Monday 5 May 2008

Over the top.....!

There was ice on the tent in the morning. The sun came out & warmed things up as we cycled the last 7 miles to the summit of the pass, & then down hairpin bends through beautiful beech trees towards the border. At Arneguy we crossed the river, which is now the only indication of a border - other than the change of road signs (EU open frontiers!)

St Jean Pied de Port has a very pleasant setting on the river & some fine town walls, but was very touristy so we headed off on country roads. We cycled over 2 more cols over 500metres. We met a French couple on racing bikes who were very pleasant & passed on some useful local knowledge. Many trees are heavy with globes of mistletoe.

We reached the pretty campsite by the River Saison. Here we met the wonderful Henri in his caravan. He generously provided endless cafetierres of coffee, & his home-made chocolate mousse. A 4 star Hotel Concierge, married to an English lady, he spoke perfect english. It was difficult to drag ourselves away the next morning, but we eventually made good progress in the Tarbes direction. Houses here have steep slate roofs & great piles of logs. The skies threatened rain clouds off the Pyrenees at around 6.30pm. We were cycling up a steep hill as we passed a handsome house with a B&B sign. We booked into a lovely room & just avoided the heavy downpour. The owner spoke excellent english, as she had worked in England & Australia. The vast woods behind the house provided us with a beautiful evening walk once the rain had ceased.

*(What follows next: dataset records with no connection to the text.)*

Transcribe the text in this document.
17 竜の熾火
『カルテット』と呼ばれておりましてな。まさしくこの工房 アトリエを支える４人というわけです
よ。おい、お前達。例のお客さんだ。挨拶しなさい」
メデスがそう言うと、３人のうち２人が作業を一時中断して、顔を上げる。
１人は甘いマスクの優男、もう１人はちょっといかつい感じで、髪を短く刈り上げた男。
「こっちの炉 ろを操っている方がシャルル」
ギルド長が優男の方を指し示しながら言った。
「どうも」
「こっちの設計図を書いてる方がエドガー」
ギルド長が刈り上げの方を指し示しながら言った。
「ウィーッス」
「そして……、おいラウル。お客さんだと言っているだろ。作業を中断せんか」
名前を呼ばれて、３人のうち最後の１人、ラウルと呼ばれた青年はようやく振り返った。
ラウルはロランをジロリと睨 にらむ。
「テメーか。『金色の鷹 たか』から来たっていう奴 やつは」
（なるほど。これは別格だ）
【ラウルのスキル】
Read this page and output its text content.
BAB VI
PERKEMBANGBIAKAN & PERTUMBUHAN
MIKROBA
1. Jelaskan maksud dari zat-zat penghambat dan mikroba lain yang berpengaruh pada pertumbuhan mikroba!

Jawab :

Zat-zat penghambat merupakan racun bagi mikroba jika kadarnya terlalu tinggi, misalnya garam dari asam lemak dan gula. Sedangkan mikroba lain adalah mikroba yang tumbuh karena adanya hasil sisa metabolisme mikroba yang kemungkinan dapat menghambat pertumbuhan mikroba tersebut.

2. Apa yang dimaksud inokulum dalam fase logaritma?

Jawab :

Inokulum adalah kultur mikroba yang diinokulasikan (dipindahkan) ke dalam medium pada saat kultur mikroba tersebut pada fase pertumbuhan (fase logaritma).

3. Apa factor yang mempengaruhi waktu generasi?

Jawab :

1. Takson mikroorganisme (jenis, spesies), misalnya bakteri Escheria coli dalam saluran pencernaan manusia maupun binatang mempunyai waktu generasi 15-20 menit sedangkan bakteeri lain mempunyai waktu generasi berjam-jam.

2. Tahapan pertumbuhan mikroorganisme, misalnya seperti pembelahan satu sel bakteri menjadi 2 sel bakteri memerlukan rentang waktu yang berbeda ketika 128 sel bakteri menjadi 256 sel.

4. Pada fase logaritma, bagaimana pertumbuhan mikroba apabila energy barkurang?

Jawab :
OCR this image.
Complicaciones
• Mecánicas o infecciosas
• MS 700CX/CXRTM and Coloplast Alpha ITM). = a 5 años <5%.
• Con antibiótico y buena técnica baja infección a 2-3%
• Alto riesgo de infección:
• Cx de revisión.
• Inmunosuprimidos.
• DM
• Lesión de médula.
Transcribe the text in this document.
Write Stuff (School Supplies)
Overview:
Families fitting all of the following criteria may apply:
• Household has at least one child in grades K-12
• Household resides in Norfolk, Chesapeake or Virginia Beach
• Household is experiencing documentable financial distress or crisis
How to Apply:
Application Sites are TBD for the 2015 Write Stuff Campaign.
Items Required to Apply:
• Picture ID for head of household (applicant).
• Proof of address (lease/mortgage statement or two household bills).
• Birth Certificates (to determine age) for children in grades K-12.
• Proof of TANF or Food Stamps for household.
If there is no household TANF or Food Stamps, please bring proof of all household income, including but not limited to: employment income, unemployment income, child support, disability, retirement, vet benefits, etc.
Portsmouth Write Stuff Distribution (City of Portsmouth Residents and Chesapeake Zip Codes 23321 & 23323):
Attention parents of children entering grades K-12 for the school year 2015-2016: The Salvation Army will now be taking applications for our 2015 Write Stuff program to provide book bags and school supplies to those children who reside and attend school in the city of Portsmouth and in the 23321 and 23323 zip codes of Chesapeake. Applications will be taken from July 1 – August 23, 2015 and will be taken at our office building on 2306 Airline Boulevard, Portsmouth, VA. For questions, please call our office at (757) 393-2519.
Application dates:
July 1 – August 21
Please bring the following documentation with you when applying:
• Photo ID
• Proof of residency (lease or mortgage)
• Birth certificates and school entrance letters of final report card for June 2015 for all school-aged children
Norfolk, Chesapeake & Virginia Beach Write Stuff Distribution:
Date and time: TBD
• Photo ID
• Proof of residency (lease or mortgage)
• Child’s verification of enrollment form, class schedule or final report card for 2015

Madam`s homemade bread, myrtille jam & gorgeous yoghurt for breakfast set us up well for our morning cycle into Pontacq. Being May 1st it was a holiday, so we cycled through 2 village fetes & a bike race. After a lovely sunny day, we camped on a little farm near the town of Montrejeau. We woke to braying donkeys & crowing cockerels. Now heading E. out of the Pyrenees into the Haute-Garonne region. We cross the swollen Garonne river at several places, & then pick up a green cycle route that takes through quaint villages. This is a cattle farming area, with 2 storey timber-framed barns attached to farmhouses (apparently called "Fermettes"). We camp on a tributary of the river, on a pretty site with lots of lilac trees, near Martres-Tolosane. Unfortunately along this riverbank & others today, we have spotted lots of the dreaded Japanese Knotweed (none seen in Spain - perhaps the Pyrenees has been a barrier to its spread?)

The next morning we were lucky to pick up other green cycle lanes as we crossed into the valleys SW. of Toulouse. Amazing to see Red Kites following the farmers harvester, mouse-hunting? We spend a morning sight-seeing in the attractive town of Cazeres. It is Saturday market, so nicely buzzing. We were so hungry after our Pyrennean travels that we consumed a whole cooked chicken & family portion of sauteed potatoes from the market! We end this evening cycling up a very steep drive to a wooded campsite just short of Pamiers. We sit on the verendah of a nearby empty chalet, using their table to study maps, & watch the sunset.

By lunchtime the next day, we have reached the Canal du Midi towpath at Bram, to cycle to Carcassonne. It is a bit bumpy in places (similar to the Kennet & Avon) but nice to be away from the cars. We meet 3 young touring cyclists (1 Brit, 2 French) who are heading to the Municipal Campsite. As they have directions, we are happy to follow them to this well-placed facility with a view of the Medieval Cité. There are 2 other pairs of touring cyclists on the site. We book in for 2 nights to sightsee Carcassonne (& do the blog!)

We have now pedalled 1,386 miles from Nerja with only 1 puncture! Next heading E. across southern France in the direction of Montpellier & Avignon. We have been in France for a full week, but are still saying "hola" & "gracias"!